SÃO PAULO – Amid a mounting immigration and housing crisis in the state of Massachussets, a Brazilian-born priest has been named a new auxiliary bishop in the Archdiocese of Boston with special responsibilities for foreign-language communities.

Father Cristiano Borro Barbosa was appointed to the role Dec. 9, and his episcopal consecration is scheduled for February.

At the moment, Massachusetts is spending roughly $45 million a month to house both homeless residents and migrants new to the state in existing shelters as well as various hotels and motels. It’s the only state in the country with a “right to shelter” law, but in mid-October Gov. Maura Healey announced that Massachusetts was running out of capacity and could not accomodate more than 7,500 families, or approximately 24,000 individuals..

RELATED: Massachusetts Catholic charities worry as shelter capacity limits loom

The Boston area in particular is one of the major centers of Brazilian immigration in the United States. While there’s no reliable census data about the community’s size, it’s estimated at around 350,000 people. The number of people of Portuguese origin is equally high, and there’s also a sizable Cape Verdean community. Portuguese is thought to be the third most spoken language in the region.

Barbosa becomes the second Brazilian-born bishop in the region after Bishop Edgar Moreira da Cunha, who’s led the Diocese of Fall River, Massachusetts, since 2014.

Barbosa was born in the city of Adamantina in São Paulo state in 1976, and studied psychology at São Paulo State University. He was heavily involved in Catholic lay movements during his university years, which is when he says he discovered his vocation for priesthood.

Barbosa then studied theology at a Jesuit college in Belo Horizonte and completed a master’s program in psychology, after which he studied philosophy. He was ordained in 2007 in the city of Bauru and obtained a scholarship to pursue graduate formation at Boston College.

“I completed a master’s program and a PhD in canonical theology. At the same time, I began working with Brazilian communities, both in Massachusetts and New Hampshire,” he told Crux.

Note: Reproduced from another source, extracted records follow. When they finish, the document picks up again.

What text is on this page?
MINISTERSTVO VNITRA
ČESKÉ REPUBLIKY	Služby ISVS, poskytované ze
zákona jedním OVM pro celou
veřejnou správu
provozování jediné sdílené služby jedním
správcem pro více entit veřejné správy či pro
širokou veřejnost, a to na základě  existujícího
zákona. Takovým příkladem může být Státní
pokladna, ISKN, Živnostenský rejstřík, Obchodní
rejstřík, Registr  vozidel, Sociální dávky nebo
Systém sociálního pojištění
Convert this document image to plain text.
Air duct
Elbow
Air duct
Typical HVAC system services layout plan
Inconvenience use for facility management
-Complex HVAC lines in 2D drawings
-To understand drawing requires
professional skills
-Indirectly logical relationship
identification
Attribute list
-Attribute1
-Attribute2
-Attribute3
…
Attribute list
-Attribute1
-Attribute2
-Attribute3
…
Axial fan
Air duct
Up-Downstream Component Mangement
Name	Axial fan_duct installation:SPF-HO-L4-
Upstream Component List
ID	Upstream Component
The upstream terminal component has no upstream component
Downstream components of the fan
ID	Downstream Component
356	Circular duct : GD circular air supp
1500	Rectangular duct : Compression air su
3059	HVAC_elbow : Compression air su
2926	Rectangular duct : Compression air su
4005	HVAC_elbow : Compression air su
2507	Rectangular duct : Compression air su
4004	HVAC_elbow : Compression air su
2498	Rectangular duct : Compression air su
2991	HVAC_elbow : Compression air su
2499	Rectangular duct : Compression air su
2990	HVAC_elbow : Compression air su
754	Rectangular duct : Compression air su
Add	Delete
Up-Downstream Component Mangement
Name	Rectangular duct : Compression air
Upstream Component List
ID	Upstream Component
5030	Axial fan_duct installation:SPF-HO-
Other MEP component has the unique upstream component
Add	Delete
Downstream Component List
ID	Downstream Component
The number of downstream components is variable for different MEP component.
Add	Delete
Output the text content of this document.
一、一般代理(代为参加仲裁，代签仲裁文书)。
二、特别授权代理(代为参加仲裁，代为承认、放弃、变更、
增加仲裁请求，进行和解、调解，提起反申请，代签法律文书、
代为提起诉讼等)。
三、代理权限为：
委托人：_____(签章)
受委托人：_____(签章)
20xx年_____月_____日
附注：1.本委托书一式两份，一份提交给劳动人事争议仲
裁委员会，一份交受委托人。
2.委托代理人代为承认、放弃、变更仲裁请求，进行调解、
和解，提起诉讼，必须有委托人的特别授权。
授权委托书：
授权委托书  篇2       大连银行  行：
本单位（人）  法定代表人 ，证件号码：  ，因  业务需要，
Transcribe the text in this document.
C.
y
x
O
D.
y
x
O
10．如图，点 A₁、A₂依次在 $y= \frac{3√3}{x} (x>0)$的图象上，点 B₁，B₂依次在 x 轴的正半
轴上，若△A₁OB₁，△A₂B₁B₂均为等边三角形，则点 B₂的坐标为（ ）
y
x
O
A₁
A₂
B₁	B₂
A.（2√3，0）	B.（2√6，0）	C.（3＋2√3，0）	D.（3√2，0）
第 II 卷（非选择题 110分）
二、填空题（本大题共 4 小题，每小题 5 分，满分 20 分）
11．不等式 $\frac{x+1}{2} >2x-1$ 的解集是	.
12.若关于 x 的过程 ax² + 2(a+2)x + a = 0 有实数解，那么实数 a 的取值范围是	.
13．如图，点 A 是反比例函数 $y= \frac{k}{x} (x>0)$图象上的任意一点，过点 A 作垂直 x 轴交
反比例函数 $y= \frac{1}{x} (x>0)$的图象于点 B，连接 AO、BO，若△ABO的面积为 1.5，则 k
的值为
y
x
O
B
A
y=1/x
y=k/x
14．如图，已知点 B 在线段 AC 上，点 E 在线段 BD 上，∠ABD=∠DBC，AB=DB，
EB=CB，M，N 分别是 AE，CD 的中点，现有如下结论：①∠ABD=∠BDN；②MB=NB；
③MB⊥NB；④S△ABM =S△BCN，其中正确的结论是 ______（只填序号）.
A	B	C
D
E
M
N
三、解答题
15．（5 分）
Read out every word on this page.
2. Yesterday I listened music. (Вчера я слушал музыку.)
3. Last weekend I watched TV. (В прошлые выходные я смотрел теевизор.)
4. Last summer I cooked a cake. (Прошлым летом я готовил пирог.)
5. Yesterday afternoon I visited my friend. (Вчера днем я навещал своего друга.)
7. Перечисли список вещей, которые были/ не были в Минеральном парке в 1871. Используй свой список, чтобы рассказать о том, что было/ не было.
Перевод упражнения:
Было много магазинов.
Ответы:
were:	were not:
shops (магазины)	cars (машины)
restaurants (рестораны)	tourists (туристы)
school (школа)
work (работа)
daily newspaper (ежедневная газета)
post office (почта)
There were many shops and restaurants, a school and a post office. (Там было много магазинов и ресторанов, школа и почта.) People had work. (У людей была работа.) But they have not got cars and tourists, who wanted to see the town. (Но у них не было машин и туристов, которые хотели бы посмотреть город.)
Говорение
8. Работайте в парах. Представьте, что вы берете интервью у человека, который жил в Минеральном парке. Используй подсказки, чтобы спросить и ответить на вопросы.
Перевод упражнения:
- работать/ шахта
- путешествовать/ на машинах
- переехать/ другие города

At that point, he said, Cardinal Sean O’Malley of Boston, a longtime advocate for immigrants, suggested he stay on.

“I had to make a discernment,” Barbosa said. “I had already been out of Brazil for many years, but at the same time I saw a growing need in Boston.”

He ended up being incardinated in Boston and began teaching pastoral psychology at the seminary.

Earlier this year, in May, Barbosa left the seminary and became the episcopal vicar of the archidocese’s central area, which comprises Boston and nearby cities such as Cambridge and Brookline. He’s also the secretary of evangelization, discipleship, and pastoral planning, coordinating several activities and services involved in the parishes’ daily life.

One of the areas Barbosa supervises concerns cultural diversity and work with immigrant communities.

“This area has many immigrants and refugees, especially in poor neighborhoods. There are Hispanics, Haitians, Africans, Asians, and many Brazilians. Planning the work with them is part of our office’s assignments,” he said.

Barbosa described the challenges involved in accompanying those communities. First-generation immigrants often only speak and pray in their native languages. At the same time, they bring with them their own church culture. Mediating such elements has fundamental importance for church work.

In the personal dimension, refugees and immigrants face several difficulties that need to be addressed by their ministers.

“Those people lose their relatives in their original countries and can’t say goodbye, going through extended mourning periods,” he said.

A mounting influx of immigrants and refugees to Massachusetts creates special challenges, Barbosa said.

“A few weeks ago, shelters reached full capacity and people had to be placed in hotels. There are 24,000 people in that situation now,” he said.

The Scalabrinian priests run welcome centers for the newcomers and the Catholic Charities give them support on different levels, he said. Volunteers of the archdiocese conduct pastoral work with those communities, but more people are needed on that front.

“Cardinal O’Malley has been making continuous efforts to pressure the government for policies for the immigrants, including the concession of work permits,” Barbosa said.

Even for well-established immigrants living in the Boston area has not been easy. Over the past few years, the archdiocese has noticed that some communities, including the Brazilian ones, have been moving to further districts within a 50-mile radius due to the escalating housing prices.

“There are 15 parishes with active Brazilian communities, but their configuration has been changing lately,” Barbosa said.

In such a multicultural reality, the work of the Church must be seen in its missionary dimension, the bishop-elect said.

“We can’t think about Catholicism like we used to do decades ago. We’re dealing with an unstable reality and we have to take the Gospel everywhere in order to make our Lord known. We have to understand that we’re missionaries,” he said.